El Banco de Italia modela el fallo de infraestructura 'ETH a cero'
El Banco de Italia ha redefinido Ether (ETH) como un componente crítico de la infraestructura financiera cuyo fallo podría desencadenar inestabilidad sistémica. En un nuevo documento de investigación, "¿Qué pasa si Ether llega a cero?", la economista Claudia Biancotti detalla una prueba de estrés donde el precio de ETH colapsa por completo. El modelo muestra que a medida que el valor de las recompensas de los validadores se desploma, una porción significativa saldría racionalmente de la red. Este éxodo reduciría la participación total que asegura Ethereum, ralentizaría la producción de bloques y degradaría la capacidad de la red para garantizar la liquidación final de las transacciones en cadena.

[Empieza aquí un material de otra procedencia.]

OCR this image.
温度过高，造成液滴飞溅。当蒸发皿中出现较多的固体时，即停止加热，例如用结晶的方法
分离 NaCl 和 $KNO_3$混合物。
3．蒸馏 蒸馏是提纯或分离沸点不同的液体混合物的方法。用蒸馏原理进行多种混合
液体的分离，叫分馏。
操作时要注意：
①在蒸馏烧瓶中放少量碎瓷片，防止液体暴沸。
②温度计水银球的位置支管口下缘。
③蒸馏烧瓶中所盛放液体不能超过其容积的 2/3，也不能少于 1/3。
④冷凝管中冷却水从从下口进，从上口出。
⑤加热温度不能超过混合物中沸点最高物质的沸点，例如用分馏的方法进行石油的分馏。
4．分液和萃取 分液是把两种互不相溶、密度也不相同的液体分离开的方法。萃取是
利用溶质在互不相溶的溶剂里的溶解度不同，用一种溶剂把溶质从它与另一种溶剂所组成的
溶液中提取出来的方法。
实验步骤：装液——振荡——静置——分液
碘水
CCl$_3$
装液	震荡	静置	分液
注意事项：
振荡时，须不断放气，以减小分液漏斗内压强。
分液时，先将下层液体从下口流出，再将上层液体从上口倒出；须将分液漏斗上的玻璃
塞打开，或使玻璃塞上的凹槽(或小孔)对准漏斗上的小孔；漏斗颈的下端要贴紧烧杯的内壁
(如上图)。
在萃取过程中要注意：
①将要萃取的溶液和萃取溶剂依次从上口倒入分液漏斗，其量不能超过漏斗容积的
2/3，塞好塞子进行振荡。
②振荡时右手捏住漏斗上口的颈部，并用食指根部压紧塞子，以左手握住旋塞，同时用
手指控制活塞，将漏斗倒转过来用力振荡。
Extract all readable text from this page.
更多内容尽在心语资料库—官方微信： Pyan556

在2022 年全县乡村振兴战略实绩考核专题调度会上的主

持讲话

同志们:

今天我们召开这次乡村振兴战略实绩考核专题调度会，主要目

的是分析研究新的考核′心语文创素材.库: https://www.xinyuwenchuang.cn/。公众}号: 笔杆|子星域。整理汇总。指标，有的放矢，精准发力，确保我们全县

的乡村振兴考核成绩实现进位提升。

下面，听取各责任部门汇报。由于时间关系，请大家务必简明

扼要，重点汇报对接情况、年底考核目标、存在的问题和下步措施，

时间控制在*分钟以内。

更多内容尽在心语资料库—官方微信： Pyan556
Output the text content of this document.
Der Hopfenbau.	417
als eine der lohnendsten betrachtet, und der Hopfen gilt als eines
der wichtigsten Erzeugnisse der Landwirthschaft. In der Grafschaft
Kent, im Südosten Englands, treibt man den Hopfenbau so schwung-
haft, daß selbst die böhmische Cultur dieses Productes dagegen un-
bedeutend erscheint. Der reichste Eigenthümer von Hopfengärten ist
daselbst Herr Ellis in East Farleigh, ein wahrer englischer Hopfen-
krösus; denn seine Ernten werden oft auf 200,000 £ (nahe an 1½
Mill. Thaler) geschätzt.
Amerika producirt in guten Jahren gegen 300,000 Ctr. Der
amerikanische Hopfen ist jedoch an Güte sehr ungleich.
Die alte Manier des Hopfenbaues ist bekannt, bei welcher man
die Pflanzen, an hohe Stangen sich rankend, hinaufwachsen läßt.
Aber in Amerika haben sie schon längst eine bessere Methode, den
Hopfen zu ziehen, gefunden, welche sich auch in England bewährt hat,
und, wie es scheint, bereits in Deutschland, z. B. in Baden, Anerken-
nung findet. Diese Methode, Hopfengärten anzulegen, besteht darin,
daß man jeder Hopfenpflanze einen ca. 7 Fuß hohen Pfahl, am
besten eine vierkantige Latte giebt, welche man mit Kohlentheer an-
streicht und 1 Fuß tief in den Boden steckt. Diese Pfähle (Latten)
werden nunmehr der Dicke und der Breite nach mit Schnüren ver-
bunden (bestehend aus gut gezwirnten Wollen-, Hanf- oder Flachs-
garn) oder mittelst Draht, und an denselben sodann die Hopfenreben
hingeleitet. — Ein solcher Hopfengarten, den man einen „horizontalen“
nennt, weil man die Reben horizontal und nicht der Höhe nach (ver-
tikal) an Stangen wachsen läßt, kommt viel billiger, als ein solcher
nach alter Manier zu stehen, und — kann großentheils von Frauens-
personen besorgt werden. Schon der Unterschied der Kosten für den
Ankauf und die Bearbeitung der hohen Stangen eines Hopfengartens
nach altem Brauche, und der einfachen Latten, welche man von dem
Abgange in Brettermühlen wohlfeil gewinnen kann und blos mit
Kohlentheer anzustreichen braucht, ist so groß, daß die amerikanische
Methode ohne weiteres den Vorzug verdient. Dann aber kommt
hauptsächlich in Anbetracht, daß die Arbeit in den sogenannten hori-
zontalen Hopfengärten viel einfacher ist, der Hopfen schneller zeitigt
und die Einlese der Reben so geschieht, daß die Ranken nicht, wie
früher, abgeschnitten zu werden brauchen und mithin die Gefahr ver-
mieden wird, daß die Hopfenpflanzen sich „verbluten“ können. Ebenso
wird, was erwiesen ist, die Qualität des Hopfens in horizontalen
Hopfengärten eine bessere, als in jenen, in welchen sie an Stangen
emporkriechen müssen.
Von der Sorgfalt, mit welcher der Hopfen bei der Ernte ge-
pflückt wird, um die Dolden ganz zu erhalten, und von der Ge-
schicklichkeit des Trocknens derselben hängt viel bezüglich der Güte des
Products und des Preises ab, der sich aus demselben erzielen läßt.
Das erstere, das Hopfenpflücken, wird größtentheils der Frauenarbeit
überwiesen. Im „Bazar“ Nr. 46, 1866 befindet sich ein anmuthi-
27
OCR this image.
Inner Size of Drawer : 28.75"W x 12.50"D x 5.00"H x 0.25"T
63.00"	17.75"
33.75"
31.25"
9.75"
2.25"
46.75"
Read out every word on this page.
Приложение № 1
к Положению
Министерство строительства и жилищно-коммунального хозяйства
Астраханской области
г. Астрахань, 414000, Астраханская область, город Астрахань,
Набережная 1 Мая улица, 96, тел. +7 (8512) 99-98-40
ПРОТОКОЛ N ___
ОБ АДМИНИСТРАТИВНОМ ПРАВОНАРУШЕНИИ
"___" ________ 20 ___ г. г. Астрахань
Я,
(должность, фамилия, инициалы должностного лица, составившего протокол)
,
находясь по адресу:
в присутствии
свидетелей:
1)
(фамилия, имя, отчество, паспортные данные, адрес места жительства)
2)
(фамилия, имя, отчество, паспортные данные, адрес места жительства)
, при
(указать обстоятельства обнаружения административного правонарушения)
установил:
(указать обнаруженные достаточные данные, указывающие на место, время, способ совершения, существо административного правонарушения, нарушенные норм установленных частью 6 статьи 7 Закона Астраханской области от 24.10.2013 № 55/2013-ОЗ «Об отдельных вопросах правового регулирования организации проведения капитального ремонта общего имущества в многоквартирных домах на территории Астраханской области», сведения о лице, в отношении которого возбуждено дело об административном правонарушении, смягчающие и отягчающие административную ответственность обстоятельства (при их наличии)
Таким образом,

El estudio va más allá de ver a ETH simplemente como un activo especulativo, analizando su papel fundamental en la capa de liquidación para un ecosistema creciente de instrumentos financieros. Al vincular el precio de mercado del token directamente con la integridad operativa de la blockchain, el documento concluye que un shock de precios severo representa una amenaza directa para la fiabilidad de cualquier servicio financiero, desde stablecoins hasta valores tokenizados, que dependa de Ethereum para su procesamiento.
El estudio amplifica las preocupaciones de riesgo sistémico para los activos tokenizados
Los hallazgos del Banco de Italia se hacen eco de las crecientes preocupaciones de las autoridades financieras globales sobre el potencial de que los shocks relacionados con las criptomonedas se extiendan al sistema financiero tradicional. El Banco Central Europeo (BCE), en una Revisión de Estabilidad Financiera de noviembre de 2025, advirtió previamente que las vulnerabilidades estructurales de las stablecoins podrían plantear riesgos para la estabilidad financiera si su adopción se generaliza. El documento del Banco de Italia refuerza esta visión, ilustrando un mecanismo específico a través del cual podría desarrollarse dicha crisis.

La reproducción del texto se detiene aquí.